Time-Series Viewership Tracking

Poll the API on a schedule to build historical viewership datasets:

import sqlite3
from datetime import datetime, timezone
import json


def poll_and_store(
    client: TwitchClient,
    db_path: str = "twitch_data.db",
    game_id: str = None,
    language: str = None,
    max_streams: int = 500,
):
    """
    Take a snapshot of current live streams and persist to SQLite.
    Designed to be called from a cron job every 5-10 minutes.
    """
    conn = init_twitch_db(db_path)

    streams = get_live_streams(
        client,
        game_id=game_id,
        language=language,
        max_results=max_streams,
    )

    count = store_stream_snapshot(conn, streams)
    conn.close()

    snapshot_time = datetime.now(timezone.utc).isoformat()
    print(f"[{snapshot_time}] Stored {count} stream snapshots")
    if streams:
        print(f"  Peak viewers: {streams[0]['viewer_count']:,} ({streams[0]['user_name']})")
        total_viewers = sum(s["viewer_count"] for s in streams)
        print(f"  Total viewers across top {count} streams: {total_viewers:,}")


# Run once
poll_and_store(client, game_id="516575")  # Valorant

# Or set up as a cron job:
# */10 * * * * python3 /path/to/poll_twitch.py

Rate Limits: Complete Reference

The Helix API rate limiting system:

App Access Tokens: 800 requests per 60-second window (resets rolling)
User Access Tokens: 800 requests per 60-second window per user
Headers: Ratelimit-Limit, Ratelimit-Remaining, Ratelimit-Reset (Unix timestamp)
Points cost: Most endpoints cost 1 point. Creating clips: more. Helix Extensions endpoints: varies.
Status 429: Returned when limit exceeded. Ratelimit-Reset header tells you when the window resets.

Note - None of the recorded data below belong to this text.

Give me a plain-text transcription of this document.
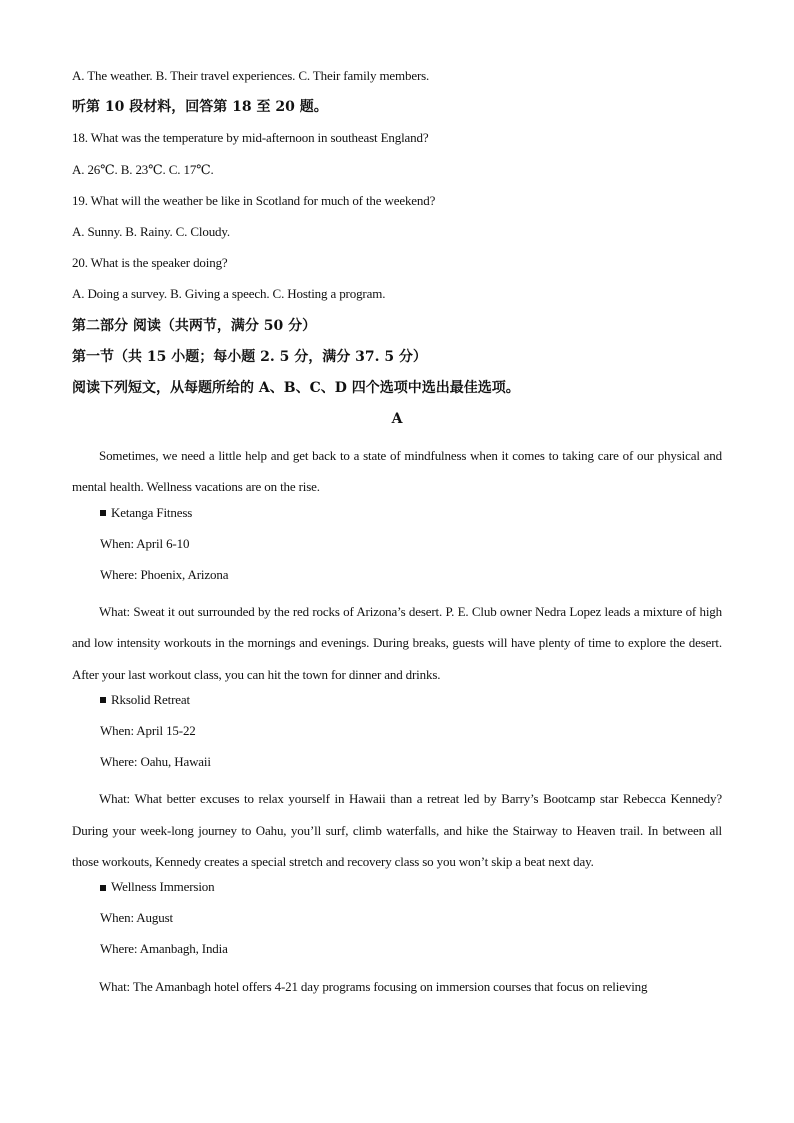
A. The weather. B. Their travel experiences. C. Their family members.
听第 10 段材料，回答第 18 至 20 题。
18. What was the temperature by mid-afternoon in southeast England?
A. 26℃. B. 23℃. C. 17℃.
19. What will the weather be like in Scotland for much of the weekend?
A. Sunny. B. Rainy. C. Cloudy.
20. What is the speaker doing?
A. Doing a survey. B. Giving a speech. C. Hosting a program.
第二部分 阅读（共两节，满分 50 分）
第一节（共 15 小题；每小题 2. 5 分，满分 37. 5 分）
阅读下列短文，从每题所给的 A、B、C、D 四个选项中选出最佳选项。
A

Sometimes, we need a little help and get back to a state of mindfulness when it comes to taking care of our physical and mental health. Wellness vacations are on the rise.

Ketanga Fitness
When: April 6-10
Where: Phoenix, Arizona

What: Sweat it out surrounded by the red rocks of Arizona’s desert. P. E. Club owner Nedra Lopez leads a mixture of high and low intensity workouts in the mornings and evenings. During breaks, guests will have plenty of time to explore the desert. After your last workout class, you can hit the town for dinner and drinks.

Rksolid Retreat
When: April 15-22
Where: Oahu, Hawaii

What: What better excuses to relax yourself in Hawaii than a retreat led by Barry’s Bootcamp star Rebecca Kennedy? During your week-long journey to Oahu, you’ll surf, climb waterfalls, and hike the Stairway to Heaven trail. In between all those workouts, Kennedy creates a special stretch and recovery class so you won’t skip a beat next day.

Wellness Immersion
When: August
Where: Amanbagh, India

What: The Amanbagh hotel offers 4-21 day programs focusing on immersion courses that focus on relieving
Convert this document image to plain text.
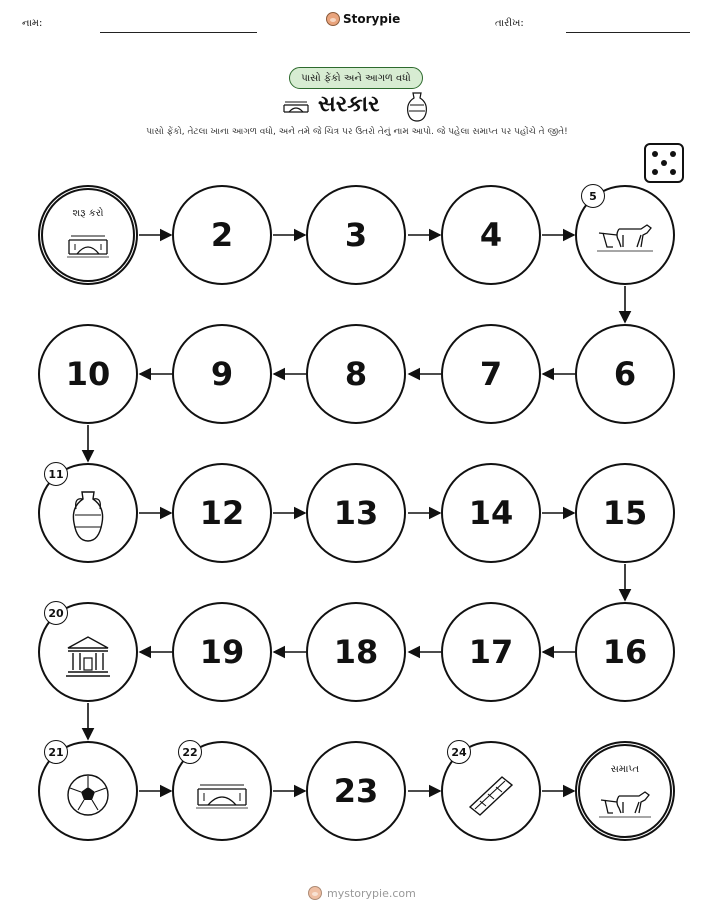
નામ:	Storypie	તારીખ:
પાસો ફેંકો અને આગળ વધો
સરકાર
પાસો ફેંકો, તેટલા ખાના આગળ વધો, અને તમે જે ચિત્ર પર ઉતરો તેનું નામ આપો. જે પહેલા સમાપ્ત પર પહોંચે તે જીતે!
શરૂ કરો
2	3	4
5
6
7
8
9
10
11
12	13	14	15
16
17
18
19
20
21	22
23
24
સમાપ્ત
mystorypie.com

For large-scale monitoring at the 800/minute ceiling — tracking thousands of channels simultaneously or polling every category — register multiple Twitch applications. Each has its own independent rate limit pool.

Supplementary Web Scraping

Some data points are not in the Helix API at all: - Channel subscriber counts (requires broadcaster OAuth, not app token) - Historical peak viewer records (third-party sites like TwitchTracker) - Chat emote usage statistics (parsed from IRC) - Community statistics from third-party sites (SullyGnome, TwitchStats)

For scraping third-party tracker sites, route requests through residential proxies — these sites have their own bot detection. ThorData proxies work well for this use case. The API itself does not require proxies since it's authenticated by token and Twitch does not restrict by IP for API access. But if you're scraping twitchtracker.com, sullygnome.com, or streamscharts.com for historical data, proxy rotation is needed:

import httpx
from bs4 import BeautifulSoup

PROXY_URL = "http://USER:[email protected]:9000"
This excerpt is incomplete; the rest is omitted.